Павлов пригласил оперативных работников, поздравил с важным событием в жизни коллектива, предостерег от благодушия и беспечности: чекистская служба требует постоянного напряжения.
А. Никифоров
КОНЕЦ ЦАРЯ НОЧИ
Часть 1
Теплая августовская ночь неслышно скатилась по косогору в глубокий и долгий овраг, туда, где среди черемушника и дуплистых ветел приютились домишки усть-лиманской бедноты. Старая Агафья намаялась и припозднилась сегодня, помогая дочке с зятем на их огороде, возвращалась домой знакомой тропкой почти на ощупь. Глаза ее плохи стали, да, как говорится, сапоги дорогу знают, ноги сами каждый камушек, каждую коряжину на пять чуют. Только было спустилась она к развилке двух тропок, что возле колодца, как услышала рядом, шагах в пяти всего, негромкие мужские голоса. Отпрянула с испуга в кусты — кому она вроде бы старая нужна, но ведь береженого и бог бережет, времечко-то нынче лихое. Да и говорили невидимые ею мужички заговорщически, потаенно.
— Слышь, Платон, — гунявит один бабьим голосом, — а отваливать как будем?
— Не егози, — оборвал, приглушая бас, второй, — не твоя забота. Лага там каждую стежку знает.
— От, гад, сколько же наших-то?.. — опять кипятится первый.
— Тихо вы, черти! Разбазарились, — осаживает этих двоих кто-то третий, видать, у них главный. — Значит, так, встречаемся у Монастырки в пять, — говорит он. — Винты у всех?
— Мой на хуторе, заскочим по пути, все равно за лошадьми.
— Ладно. А ты, Яшка, керосина с собой захвати.
— Это петуха им, значит?
— Слышь, Платон, дождется он у меня, отрежу я ему язык болтливый.
— Давно пора, — соглашается хрипатый.
— Ну ладно, отвал, братаны!
Один затрещал кустами совсем близко, махорочным дымом пыхнул в самый нос Агафье. Обомлела вся, захолонуло сердце. Раздышалась только дома, когда, заперев дощатые двери на все крючки и щеколды, забилась в теплый закуток за печкой: «Страхи-то какие, господи! Ничего, кажись, и не поняла, а страхи-то!»

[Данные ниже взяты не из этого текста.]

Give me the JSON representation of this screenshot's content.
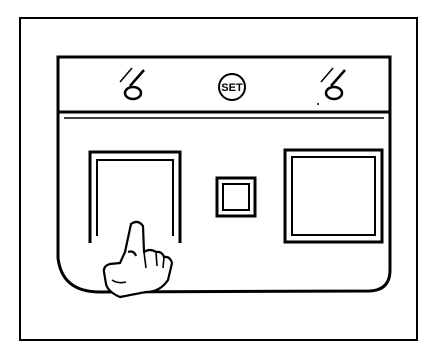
{
  "figure": {
    "outer_frame": "frame",
    "control_panel": {
      "header_bar": {
        "left_icon": "knob-left-icon",
        "center_button": {
          "label": "SET",
          "icon": "set-button-icon"
        },
        "right_icon": "knob-right-icon"
      },
      "left_slot": "open-slot-with-pointing-hand",
      "center_indicator": "square-indicator",
      "right_slot": "closed-double-frame-slot",
      "hand_icon": "pointing-hand-icon"
    },
    "colors": {
      "ink": "#000000",
      "paper": "#ffffff"
    }
  }
}
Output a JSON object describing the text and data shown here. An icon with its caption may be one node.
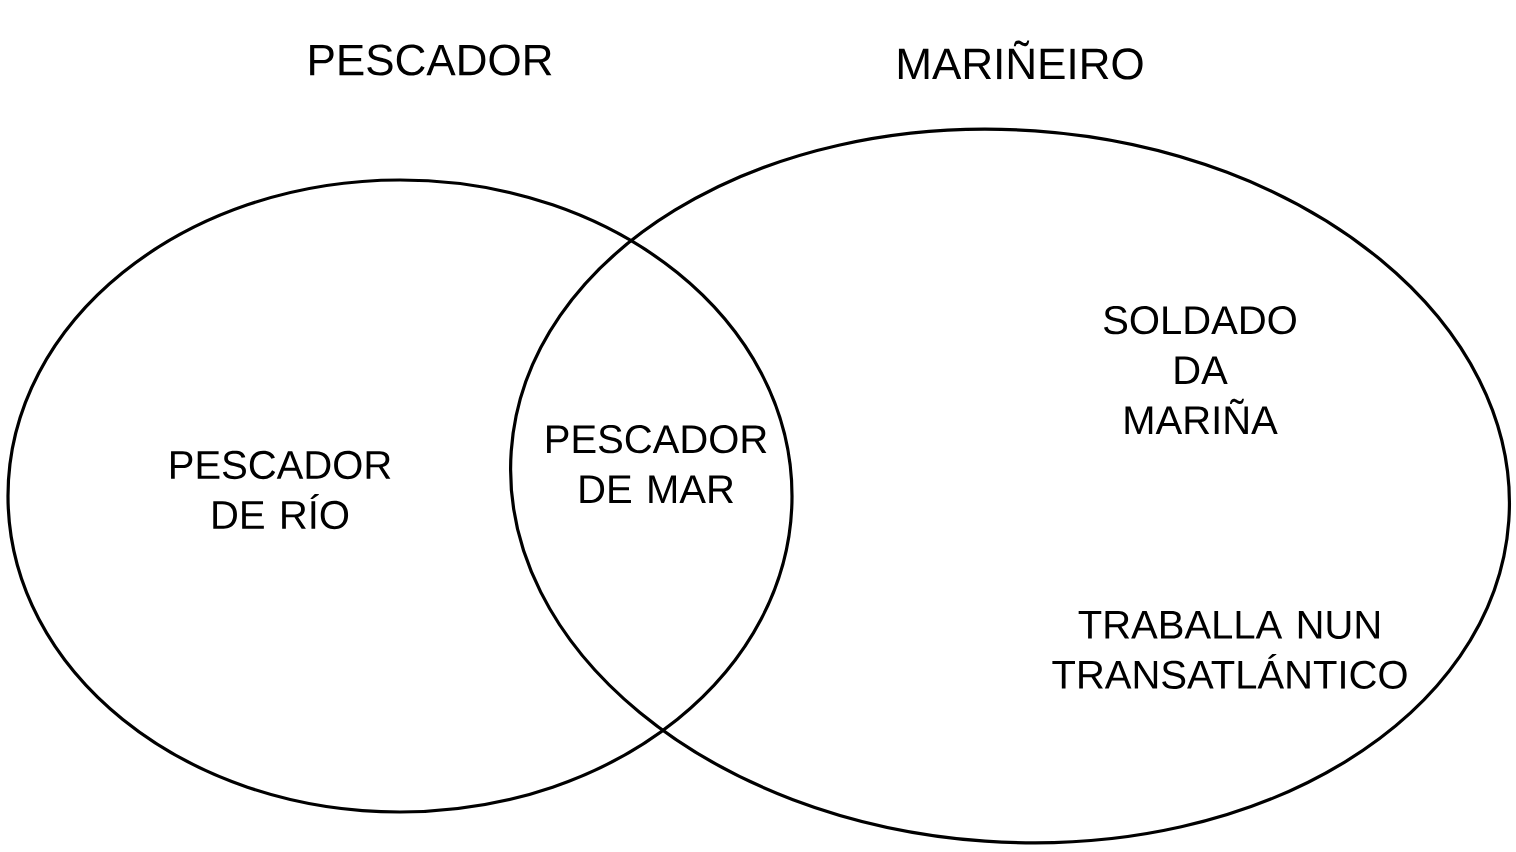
{
  "diagram": {
    "nodes": [
      {
        "text": [
          "PESCADOR",
          "PESCADOR DE RÍO"
        ]
      },
      {
        "text": [
          "MARIÑEIRO",
          "SOLDADO DA MARIÑA",
          "TRABALLA NUN TRANSATLÁNTICO"
        ]
      }
    ],
    "labels": [
      "PESCADOR DE MAR"
    ]
  }
}
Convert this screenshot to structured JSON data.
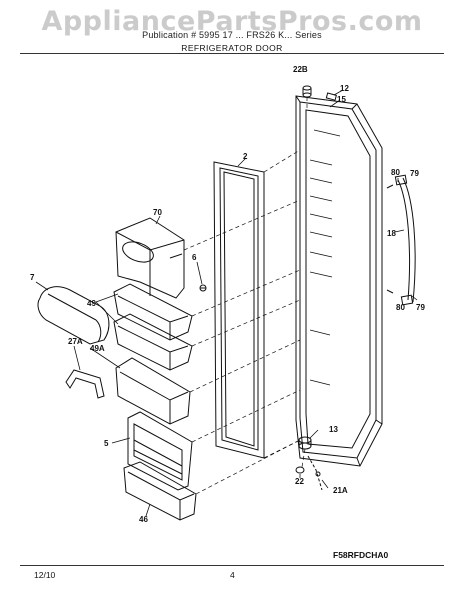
{
  "watermark": "AppliancePartsPros.com",
  "header": {
    "subtitle": "Publication # 5995 17 ...  FRS26 K... Series",
    "title": "REFRIGERATOR DOOR"
  },
  "callouts": {
    "p22B": "22B",
    "p12": "12",
    "p15": "15",
    "p2": "2",
    "p70": "70",
    "p80a": "80",
    "p79a": "79",
    "p18": "18",
    "p6": "6",
    "p7": "7",
    "p49": "49",
    "p80b": "80",
    "p79b": "79",
    "p27A": "27A",
    "p49A": "49A",
    "p13": "13",
    "p5": "5",
    "p22": "22",
    "p21A": "21A",
    "p46": "46"
  },
  "figure_code": "F58RFDCHA0",
  "footer": {
    "date": "12/10",
    "page": "4"
  }
}
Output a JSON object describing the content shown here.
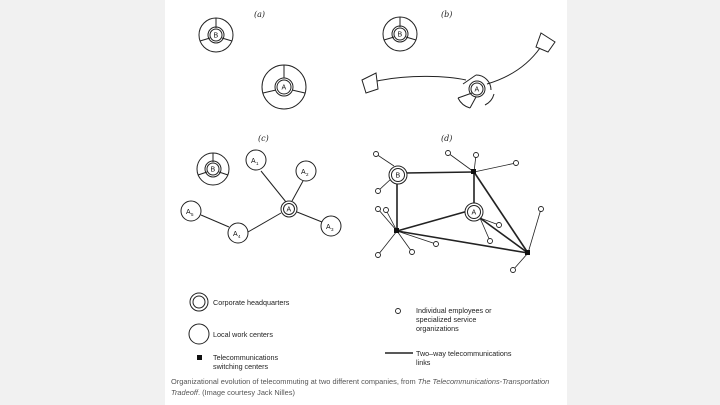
{
  "panels": {
    "a": "(a)",
    "b": "(b)",
    "c": "(c)",
    "d": "(d)"
  },
  "nodes": {
    "A": "A",
    "B": "B",
    "A1": "A",
    "A1_sub": "1",
    "A2": "A",
    "A2_sub": "2",
    "A3": "A",
    "A3_sub": "3",
    "A4": "A",
    "A4_sub": "4",
    "A5": "A",
    "A5_sub": "5"
  },
  "legend": {
    "hq": "Corporate headquarters",
    "local": "Local work centers",
    "switch_line1": "Telecommunications",
    "switch_line2": "switching centers",
    "individual_line1": "Individual employees or",
    "individual_line2": "specialized service",
    "individual_line3": "organizations",
    "links_line1": "Two–way telecommunications",
    "links_line2": "links"
  },
  "caption": {
    "prefix": "Organizational evolution of telecommuting at two different companies, from ",
    "title": "The Telecommunications-Transportation Tradeoff",
    "suffix": ". (Image courtesy Jack Nilles)"
  },
  "colors": {
    "background": "#f1f1f1",
    "sheet": "#ffffff",
    "ink": "#222222",
    "caption": "#555555"
  }
}
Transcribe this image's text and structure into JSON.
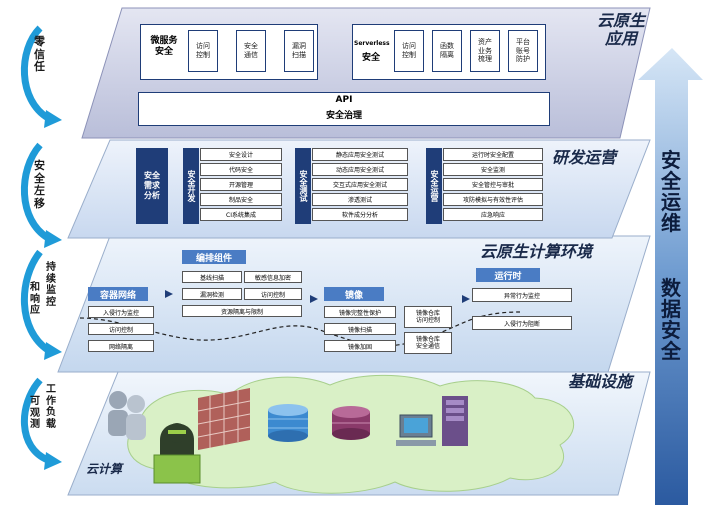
{
  "layers": {
    "app": {
      "title": "云原生\n应用",
      "microservice": {
        "head": "微服务\n安全",
        "items": [
          "访问\n控制",
          "安全\n通信",
          "漏洞\n扫描"
        ]
      },
      "serverless": {
        "head_small": "Serverless",
        "head": "安全",
        "items": [
          "访问\n控制",
          "函数\n隔离",
          "资产\n业务\n梳理",
          "平台\n账号\n防护"
        ]
      },
      "api": {
        "line1": "API",
        "line2": "安全治理"
      }
    },
    "devops": {
      "title": "研发运营",
      "req": "安全\n需求\n分析",
      "dev": {
        "head": "安全开发",
        "items": [
          "安全设计",
          "代码安全",
          "开源管理",
          "制品安全",
          "CI系统集成"
        ]
      },
      "test": {
        "head": "安全测试",
        "items": [
          "静态应用安全测试",
          "动态应用安全测试",
          "交互式应用安全测试",
          "渗透测试",
          "软件成分分析"
        ]
      },
      "ops": {
        "head": "安全运营",
        "items": [
          "运行时安全配置",
          "安全监测",
          "安全管控与审批",
          "攻防模拟与有效性评估",
          "应急响应"
        ]
      }
    },
    "compute": {
      "title": "云原生计算环境",
      "orchestration": {
        "head": "编排组件",
        "items": [
          "基线扫描",
          "敏感信息加密",
          "漏洞检测",
          "访问控制",
          "资源隔离与限制"
        ]
      },
      "container_net": {
        "head": "容器网络",
        "items": [
          "入侵行为监控",
          "访问控制",
          "网络隔离"
        ]
      },
      "image": {
        "head": "镜像",
        "items": [
          "镜像完整性保护",
          "镜像扫描",
          "镜像加固"
        ],
        "repo_items": [
          "镜像仓库\n访问控制",
          "镜像仓库\n安全通信"
        ]
      },
      "runtime": {
        "head": "运行时",
        "items": [
          "异常行为监控",
          "入侵行为阻断"
        ]
      }
    },
    "infra": {
      "title": "基础设施",
      "cloud": "云计算"
    }
  },
  "side_labels": {
    "zero_trust": "零\n信\n任",
    "shift_left": "安\n全\n左\n移",
    "continuous": "持\n续\n监\n控",
    "respond": "和\n响\n应",
    "observe": "可\n观\n测",
    "workload": "工\n作\n负\n载"
  },
  "right_axis": {
    "top": "安\n全\n运\n维",
    "bottom": "数\n据\n安\n全"
  },
  "colors": {
    "navy": "#1f3d78",
    "layer_app": "#c9cde3",
    "layer_dev": "#dbe6f5",
    "layer_compute": "#d6e4f2",
    "layer_infra": "#dde9f6",
    "cloud": "#d9f0c6",
    "arrow": "#1f9bd8"
  }
}
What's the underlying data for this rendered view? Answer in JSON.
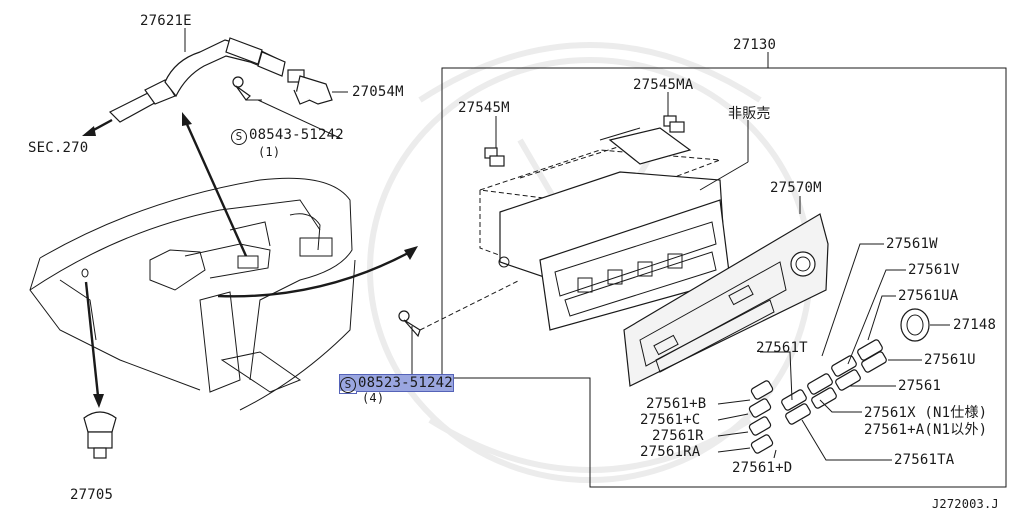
{
  "labels": {
    "p27621E": "27621E",
    "p27054M": "27054M",
    "s08543": "08543-51242",
    "s08543_qty": "(1)",
    "sec270": "SEC.270",
    "p27130": "27130",
    "p27545MA": "27545MA",
    "p27545M": "27545M",
    "not_for_sale": "非販売",
    "p27570M": "27570M",
    "p27561W": "27561W",
    "p27561V": "27561V",
    "p27561UA": "27561UA",
    "p27148": "27148",
    "p27561U": "27561U",
    "p27561T": "27561T",
    "p27561": "27561",
    "p27561X": "27561X (N1仕様)",
    "p27561A": "27561+A(N1以外)",
    "p27561B": "27561+B",
    "p27561C": "27561+C",
    "p27561R": "27561R",
    "p27561RA": "27561RA",
    "p27561D": "27561+D",
    "p27561TA": "27561TA",
    "s08523": "08523-51242",
    "s08523_qty": "(4)",
    "p27705": "27705",
    "diagram_code": "J272003.J"
  },
  "icons": {
    "screw_symbol": "S",
    "screw_icon": "circled-s-icon"
  }
}
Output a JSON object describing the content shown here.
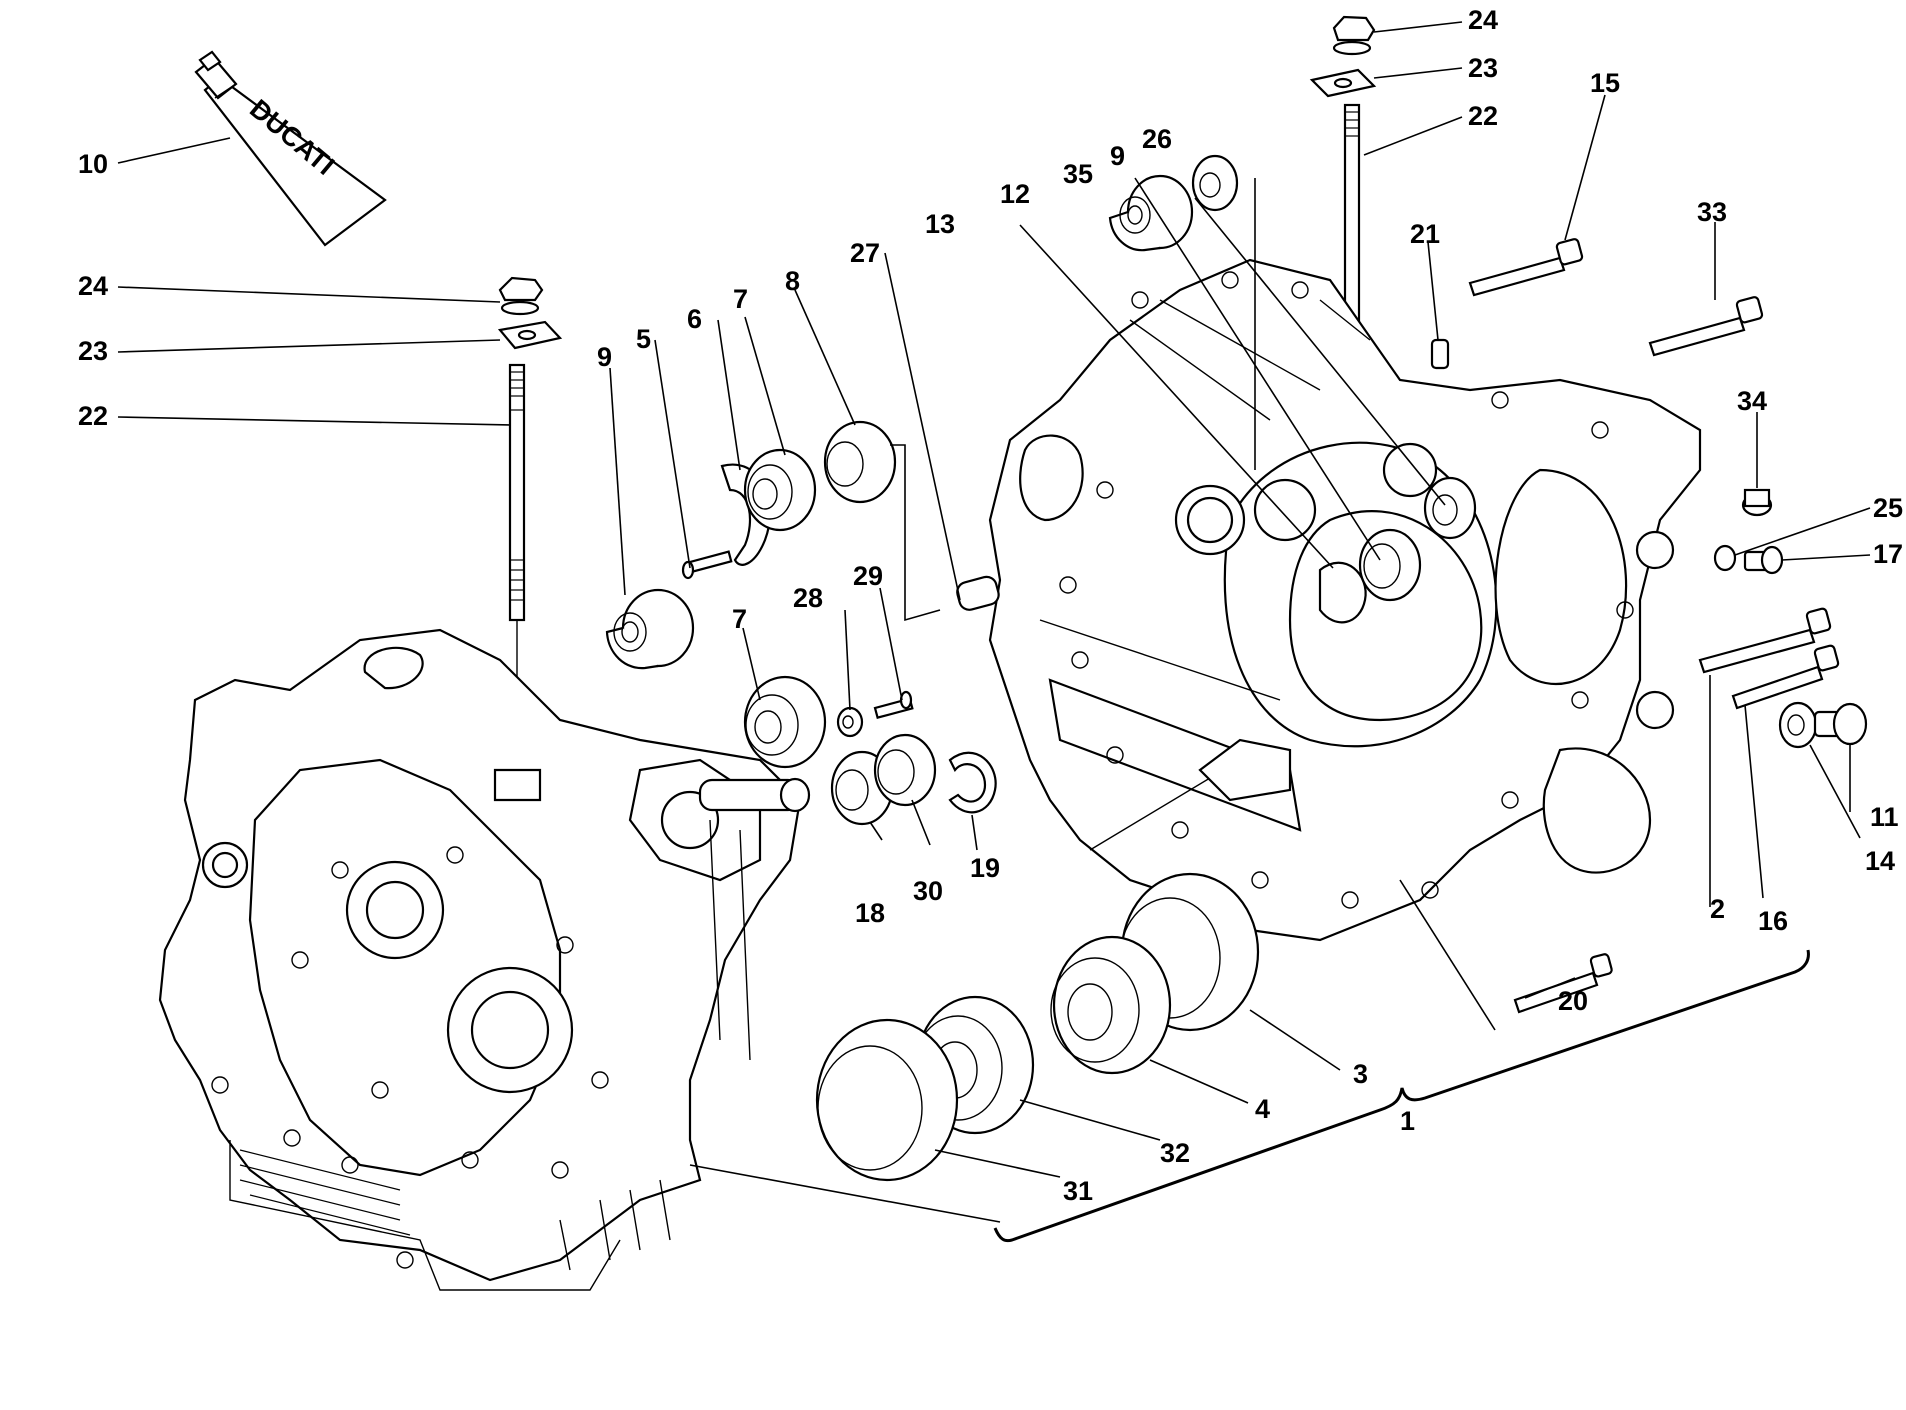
{
  "diagram": {
    "tube_brand": "DUCATI",
    "callouts": [
      "1",
      "2",
      "3",
      "4",
      "5",
      "6",
      "7",
      "7",
      "8",
      "9",
      "9",
      "10",
      "11",
      "12",
      "13",
      "14",
      "15",
      "16",
      "17",
      "18",
      "19",
      "20",
      "21",
      "22",
      "22",
      "23",
      "23",
      "24",
      "24",
      "25",
      "26",
      "27",
      "28",
      "29",
      "30",
      "31",
      "32",
      "33",
      "34",
      "35"
    ]
  }
}
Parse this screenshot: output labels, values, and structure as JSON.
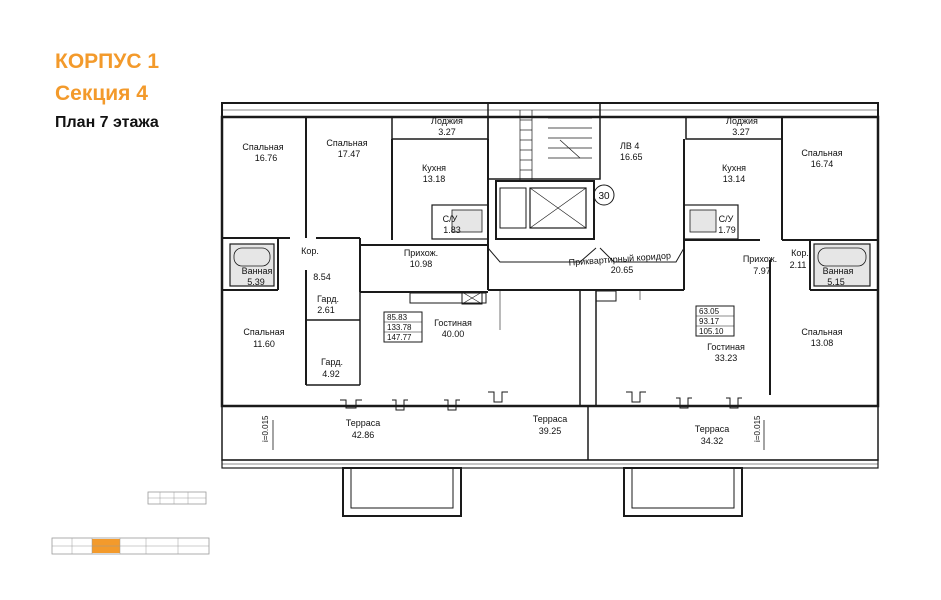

Всю-то ноченьку не спалось старой женщине. Ведь зять у нее в милиционерах. Редкую ночь дома ночует. Все разбойников вылавливает. Ей уж ее одногодок Гаврила Тарасович, мудрый старик, так прошамкал своим беззубым ртом: не сносить-де Федору, зятю ее, головы; быть, мол, дочке ее, Танюхе, вдовой во цвете лет. Смекнула Агафья из услышанного нынче разговора (жизнь-то на своем веку повидала и с изнанки, и с лицевой стороны), что разбойное дело затевается. А того, кого Платоном назвали, тоже признала, по голосу его хрипатому определила. И брательника его, Яшку-чоконутого, тоже срисовала — известные в Загорщине хулиганы — оторви да брось! Достойные отпрыски отца своего, сквалыги, Химичева Мокея-целовальника. За свои почти тридцать лет инструмента доброго в руках не держали, ничему не научились еще, а пакость какую сотворить — человека безответного до смерти напугать, парня в их околотке чужого покалечить, девку честную испортить — на это они мастера!
Нет, не будет говорить Федору о нынешнем, решила Агафья. Как пить дать, встрянет зятек-то. Он таковский! И откуда в нем чего взялось? Когда Танюшка привела его в дом, в первый-то раз, до чего же робким он Агафье показался. Головой под притолоку, на тело мослястый, плечи саженные, руки тяжелые, работой слесарной разбитые — с десяти годков в депо паровозном мозоли натирал, стоит с ноги на ногу переминается, слова не найдет, как ответить, руки куда деть. И после того, как поженились, хорошим человеком оказался — с ней, тещей, уважительный, к жене всегда приветливый, по хозяйству охочий. И деньгу зашибить, а потом попридержать до нужного момента тоже вроде бы умеет. Непьющий попался. Ну чем не мужик! Да тут, в эту самую революцию, пристал он до «большаков». То слово не знал откуда взять, чтобы ей, старухе темной, ответить, коль спросит чего, а то на собраниях — возьми его! — стал беспременно говорить. Откуда чего взялось-то? Суждения всякие. Послали его в милицию — пошел. Наган на ремень нацепил. Ну что ты, Федот, да не тот!